Justin Trudeau Brings Breck Girl Authoritarianism To America's Hat
A warning for the next pandemic-like event.
Justin Trudeau is the kind of fifty year old man who writes Taylor Swift lyrics in birthday cards. That’s part of the problem. It’s almost impossible to view such a soft, well-coiffed, non-threatening cinnamon-topped pumpkin spice latte of a creature who owns a closet full of more fetching Halloween outfits than Bonnie McMurray as an intimidating globalist authoritarian bent on crushing anyone who opposes his favored pandemic policies. But that’s exactly what he is, and what he’s doing, and it should serve as a warning as we Americans (hopefully) are finally closer to the end than the beginning of this Covid authoritarianism: when the number of people defying remaining policies shrink, the state becomes all the more bent on crushing those who slip through their grasp — even to the point of invoking never before used emergency powers.
The defenders of such an authoritarian measure argue that this will impact very few people. But one could also say that about this:
New York City fired 1,430 municipal workers after they refused to get fully vaccinated for Covid-19 or submit proof of their shots, City Hall confirmed Monday. That figure represents less than 1 percent of the city’s 370,000-person workforce.
As this Tweeter observes, this ought to be a revelatory amount about the bureaucratic power of the state to do what it wants when deploying emergency methods in extralegal and sometimes very frightening ways.
Freedom is real, we tell ourselves, not an illusion. But that belief can only be maintained in a nation where your political views and the peaceful protest in favor of them do not result in you being branded a terrorist, your property stolen, and even your insurance taken away.
And there is a conceivable world where that is just the beginning. A YouGov poll last month found a majority of Democrats in support of confining the unvaccinated to their homes. In December, a majority of Democrats polled by Ipsos said that it should be legal to deny health care to the unvaccinated. A Rasmussen poll last month showed that nearly a third of Democrats supported unvaccinated parents losing custody of their kids — and one out of ten Independents agreed.
One hopes this last step would be so immediately unpopular if ever put into practice, that the state would never do such a thing. But in truth, isn’t this what they’re doing already with their maintained levels of mandates for children combined with the indoctrination agenda of schools both public and private? They’re even charging you for the privilege along the way.

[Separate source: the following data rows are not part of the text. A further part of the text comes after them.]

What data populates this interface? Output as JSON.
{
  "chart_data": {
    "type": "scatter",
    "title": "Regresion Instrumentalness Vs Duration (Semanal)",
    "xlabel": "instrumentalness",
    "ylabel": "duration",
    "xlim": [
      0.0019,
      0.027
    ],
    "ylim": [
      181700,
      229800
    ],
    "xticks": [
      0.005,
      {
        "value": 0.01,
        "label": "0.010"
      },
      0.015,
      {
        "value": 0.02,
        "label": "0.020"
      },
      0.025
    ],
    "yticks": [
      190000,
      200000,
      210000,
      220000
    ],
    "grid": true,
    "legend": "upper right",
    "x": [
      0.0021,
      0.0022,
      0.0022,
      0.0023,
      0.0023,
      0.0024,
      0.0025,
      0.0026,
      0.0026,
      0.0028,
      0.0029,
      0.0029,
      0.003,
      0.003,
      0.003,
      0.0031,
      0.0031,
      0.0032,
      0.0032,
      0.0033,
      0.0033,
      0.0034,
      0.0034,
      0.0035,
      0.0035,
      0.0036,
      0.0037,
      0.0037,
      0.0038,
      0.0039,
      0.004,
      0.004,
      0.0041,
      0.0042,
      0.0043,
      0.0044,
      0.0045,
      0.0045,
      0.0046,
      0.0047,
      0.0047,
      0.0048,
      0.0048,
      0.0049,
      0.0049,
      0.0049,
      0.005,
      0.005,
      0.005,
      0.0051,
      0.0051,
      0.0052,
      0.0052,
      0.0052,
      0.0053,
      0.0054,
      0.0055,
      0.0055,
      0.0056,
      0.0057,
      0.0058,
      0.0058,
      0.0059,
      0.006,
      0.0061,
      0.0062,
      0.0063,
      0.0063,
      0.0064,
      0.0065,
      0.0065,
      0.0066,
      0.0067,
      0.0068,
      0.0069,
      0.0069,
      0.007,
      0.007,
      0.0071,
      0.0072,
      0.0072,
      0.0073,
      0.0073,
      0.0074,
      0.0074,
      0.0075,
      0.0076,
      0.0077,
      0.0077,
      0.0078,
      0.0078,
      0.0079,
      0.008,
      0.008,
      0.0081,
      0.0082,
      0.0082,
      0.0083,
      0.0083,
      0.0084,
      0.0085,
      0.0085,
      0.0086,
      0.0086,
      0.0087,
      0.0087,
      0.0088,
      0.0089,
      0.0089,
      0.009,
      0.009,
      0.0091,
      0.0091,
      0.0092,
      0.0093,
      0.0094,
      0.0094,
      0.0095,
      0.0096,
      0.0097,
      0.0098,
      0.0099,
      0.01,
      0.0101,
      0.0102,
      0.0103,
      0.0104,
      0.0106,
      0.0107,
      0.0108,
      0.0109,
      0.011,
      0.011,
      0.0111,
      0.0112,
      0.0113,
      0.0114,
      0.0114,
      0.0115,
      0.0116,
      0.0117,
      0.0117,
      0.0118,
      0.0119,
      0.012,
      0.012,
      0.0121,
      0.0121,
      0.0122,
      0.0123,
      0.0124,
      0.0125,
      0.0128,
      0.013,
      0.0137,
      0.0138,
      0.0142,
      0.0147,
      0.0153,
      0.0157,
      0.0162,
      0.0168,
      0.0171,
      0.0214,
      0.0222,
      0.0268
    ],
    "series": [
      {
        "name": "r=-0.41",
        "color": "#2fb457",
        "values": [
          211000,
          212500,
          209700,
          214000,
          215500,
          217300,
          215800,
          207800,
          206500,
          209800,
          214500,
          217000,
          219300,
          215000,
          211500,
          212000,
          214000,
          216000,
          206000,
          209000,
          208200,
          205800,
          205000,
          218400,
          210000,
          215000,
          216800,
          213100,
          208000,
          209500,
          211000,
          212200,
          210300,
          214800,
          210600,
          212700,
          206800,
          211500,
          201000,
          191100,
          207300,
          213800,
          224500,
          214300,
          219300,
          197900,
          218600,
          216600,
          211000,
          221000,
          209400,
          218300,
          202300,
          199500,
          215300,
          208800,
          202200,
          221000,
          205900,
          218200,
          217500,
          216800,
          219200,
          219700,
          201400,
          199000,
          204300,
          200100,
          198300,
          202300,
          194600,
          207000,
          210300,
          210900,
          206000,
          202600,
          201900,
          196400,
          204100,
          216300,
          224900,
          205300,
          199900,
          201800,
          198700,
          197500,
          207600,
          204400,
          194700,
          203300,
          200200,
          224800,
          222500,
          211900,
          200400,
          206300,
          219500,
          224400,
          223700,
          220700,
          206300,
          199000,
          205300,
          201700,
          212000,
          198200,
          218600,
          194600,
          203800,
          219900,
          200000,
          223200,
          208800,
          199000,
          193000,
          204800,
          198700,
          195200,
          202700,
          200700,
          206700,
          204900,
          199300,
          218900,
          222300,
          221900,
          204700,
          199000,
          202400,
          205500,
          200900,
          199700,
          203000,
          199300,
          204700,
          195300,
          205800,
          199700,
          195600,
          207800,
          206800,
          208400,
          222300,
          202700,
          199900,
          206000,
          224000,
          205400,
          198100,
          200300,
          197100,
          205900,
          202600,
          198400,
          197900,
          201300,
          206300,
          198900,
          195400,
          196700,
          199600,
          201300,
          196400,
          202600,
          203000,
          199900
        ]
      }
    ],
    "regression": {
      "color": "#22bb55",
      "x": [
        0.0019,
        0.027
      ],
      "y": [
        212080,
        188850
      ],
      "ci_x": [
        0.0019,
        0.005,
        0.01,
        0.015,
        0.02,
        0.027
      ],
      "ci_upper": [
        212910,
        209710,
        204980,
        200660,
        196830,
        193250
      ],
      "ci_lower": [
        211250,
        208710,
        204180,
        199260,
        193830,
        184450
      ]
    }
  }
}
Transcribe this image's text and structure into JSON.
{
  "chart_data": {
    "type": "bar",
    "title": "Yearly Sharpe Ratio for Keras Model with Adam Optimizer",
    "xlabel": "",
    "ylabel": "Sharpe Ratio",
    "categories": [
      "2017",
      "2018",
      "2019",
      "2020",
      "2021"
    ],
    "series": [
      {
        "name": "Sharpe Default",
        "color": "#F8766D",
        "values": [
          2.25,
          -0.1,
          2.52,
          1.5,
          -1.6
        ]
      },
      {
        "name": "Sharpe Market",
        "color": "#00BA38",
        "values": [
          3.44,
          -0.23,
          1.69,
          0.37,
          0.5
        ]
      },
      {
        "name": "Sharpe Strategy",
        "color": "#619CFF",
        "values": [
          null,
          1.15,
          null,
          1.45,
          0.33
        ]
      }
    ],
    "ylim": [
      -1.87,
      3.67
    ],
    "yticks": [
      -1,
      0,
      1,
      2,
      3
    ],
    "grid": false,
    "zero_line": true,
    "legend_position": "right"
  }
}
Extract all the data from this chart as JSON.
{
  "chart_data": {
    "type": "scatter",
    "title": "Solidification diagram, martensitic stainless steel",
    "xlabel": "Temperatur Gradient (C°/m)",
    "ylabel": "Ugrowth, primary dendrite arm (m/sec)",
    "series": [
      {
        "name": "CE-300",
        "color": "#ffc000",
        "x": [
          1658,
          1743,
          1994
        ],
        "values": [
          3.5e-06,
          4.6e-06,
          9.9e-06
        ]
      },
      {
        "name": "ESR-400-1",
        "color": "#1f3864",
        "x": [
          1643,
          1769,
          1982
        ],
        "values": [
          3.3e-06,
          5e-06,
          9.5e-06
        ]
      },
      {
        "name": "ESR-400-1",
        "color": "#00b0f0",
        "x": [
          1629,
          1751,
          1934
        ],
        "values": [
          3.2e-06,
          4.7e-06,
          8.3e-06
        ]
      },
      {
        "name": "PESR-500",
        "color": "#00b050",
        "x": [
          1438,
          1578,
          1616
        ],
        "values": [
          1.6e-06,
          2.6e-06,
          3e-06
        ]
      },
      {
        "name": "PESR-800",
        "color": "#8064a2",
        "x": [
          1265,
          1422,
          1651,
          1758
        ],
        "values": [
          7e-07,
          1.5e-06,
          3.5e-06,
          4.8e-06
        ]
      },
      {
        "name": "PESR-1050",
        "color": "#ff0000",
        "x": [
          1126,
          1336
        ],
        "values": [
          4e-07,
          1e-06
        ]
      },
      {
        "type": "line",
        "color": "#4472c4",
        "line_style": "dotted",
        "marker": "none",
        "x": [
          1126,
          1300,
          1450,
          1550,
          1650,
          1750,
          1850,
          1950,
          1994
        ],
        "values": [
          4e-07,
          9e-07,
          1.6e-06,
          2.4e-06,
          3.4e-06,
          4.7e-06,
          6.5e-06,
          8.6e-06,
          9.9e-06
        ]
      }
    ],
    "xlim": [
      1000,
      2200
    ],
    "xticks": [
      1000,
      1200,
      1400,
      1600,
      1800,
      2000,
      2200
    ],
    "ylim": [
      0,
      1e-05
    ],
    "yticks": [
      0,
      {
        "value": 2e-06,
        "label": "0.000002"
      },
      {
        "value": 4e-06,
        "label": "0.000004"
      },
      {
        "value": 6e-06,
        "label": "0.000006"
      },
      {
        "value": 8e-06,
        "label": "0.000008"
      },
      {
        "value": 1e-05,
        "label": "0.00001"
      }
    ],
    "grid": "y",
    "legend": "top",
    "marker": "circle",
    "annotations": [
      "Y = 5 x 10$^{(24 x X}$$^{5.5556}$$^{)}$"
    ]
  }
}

The problem is the people who want to get around this policy, arranged and constructed by the best and brightest for their own betterment, by using the excuse of that “freedom”, as if they were supposed to take it literally. David Harsanyi writes:
The Canadian Broadcasting Corporation recently set out to explain why the word “freedom” has become a “useful rallying cry” for protesters in the trucking convoy. Freedom, it added, “has become common among far-right groups, experts say.” …
Take Gary Mason, a national affairs columnist at the Globe and Mail, who contends that truck-protest supporters such as Conservative MP Pierre Poilievre “have weaponized” the word “freedom” — a “word that gets bandied about a lot these days, but has mostly been co-opted by the alt-right, both here and in the U.S.”
The problem isn’t merely that Mason insinuates that anyone using the rhetoric of liberty is on the “far right,” or that he doesn’t seem to comprehend the difference between negative and positive liberties. Mason takes the authoritarian position — shared by Canadian prime minister Justin Trudeau, who says that protesting truckers hold “unacceptable views” — that speech is no longer a genuine liberty if it is used for allegedly “selfish, malicious purposes.”
Freedom isn’t contingent on Mason’s notions of selflessness, nor does it need to be sanctioned by the expert class to be enjoyed. You may disagree with them or their tactics, but truckers who oppose the state’s compelling individuals to inject themselves with a pharmaceutical are by definition protesting for personal “freedom.”
CNN correspondents will derisively note that while concerns regarding Covid mandates may have sparked the Canadian trucker protests, they have now “devolved” into “anger” over “too many government restrictions and they want their freedom back, whatever that means.” This reminds me of the habit journalists have of placing the phrase “religious liberty” between quotation marks to insinuate that the idea is either misleading or a loaded term (never do we see the same done for “social justice” or “women’s rights” or any other similarly debatable phrases).
They know well what it means. They simply don’t appreciate the freedom in question.
The question that I have is: if the above poll numbers are accurate in the wake of this pandemic, if they truly demonstrate the lessons that a major portion of a major party have taken from it, what will the policy response of the state look like for the next one?
If not based on a similar experience to Covid, the next terrifying, state-empowering event, whether real or media hyped, will build on this suspicion of freedom and faith in the state. For as many skeptics as it has created of government and health authorities and complicit media, for as much of a backlash that has followed and will follow politically, there are also those Americans who have taken the opposite lesson and will hold on to it til their knuckles turn white: that the only thing they got wrong was not being harsher from the beginning to effectively eradicate all those who question their power.